Empezaron a gustarme tanto que ya no me habría importado pagar por escucharles recitar (aunque, eso sí, seguí yendo a los gratuitos: las intenciones son muy buenas, pero las economías cortas).

No mucho después, otra noche de martes o miércoles o jueves porque a los poetas eso de hacer eventos hasta tarde, entre semana, y madrugar al día siguiente, les asusta lo mismo que ir de empalme, aún borracho, a trabajar o a un examen final: nada en absoluto... ¡A un bohemio! ¡A un verdadero poeta! ¡Esas minucias! subió al escenario un poeta con la camiseta toda manchada de ego y ¡qué forma de recitar, señores! ¡Qué aplomo! ¡Qué bueno! ¡Qué leyó! Digo ¿Qué leyó? ¿Que qué leyó? Ni puta idea, señores, pero eso sí: aquel fue el verdadero inicio de la jam, todos los que habían subido hasta entonces: ¡Nada! ¡Proyectos de poeta!
Así el siguiente, viendo el éxito y nivel de competición, decidió que era el momento de pringar de ego también sus pantalones, su chaqueta; esotro sus calcetines / sus zapatos / los pelos de sus piernas; y aún hubo quien la epidermis-dermis-hipodermis de egolatría hasta llegar al músculo, hasta pedirme además el pañuelo del cuello:

Más cosas, yo soy el mejor: tengo que (MEREZCO) enredar mi ego en más cosas.
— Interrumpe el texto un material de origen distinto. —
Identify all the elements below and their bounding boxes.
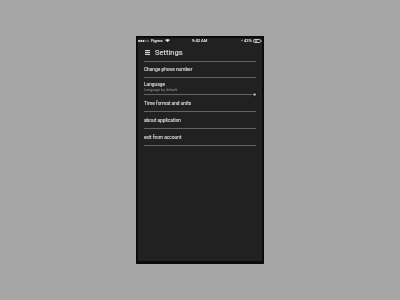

No he podido volver a ponerme ese pañuelo desde entonces: pesa demasiado.

Aquella anécdota, en cualquier caso, no hizo sino aumentar mi admiración por aquellos seres que parecen humanos pero que vuelan a diez Saturnos y veinte Venus por encima de nosotros, imagínense: un poeta llevando el pañuelo triple vuelta durante al menos quince o veinte minutos (si no más) y yo era incapaz de sacarlo del armario, antes de poder descolgarlo ya se me había tronchado el brazo unas cuarenta veces y no exagero: ¡cinco luxaciones y cincuenta esguinces me costó meterlo en la lavadora! y la tendinitis ¡ay, la tendinitis!
Pero él como si nada, creedme: qué fuerza aquel poema.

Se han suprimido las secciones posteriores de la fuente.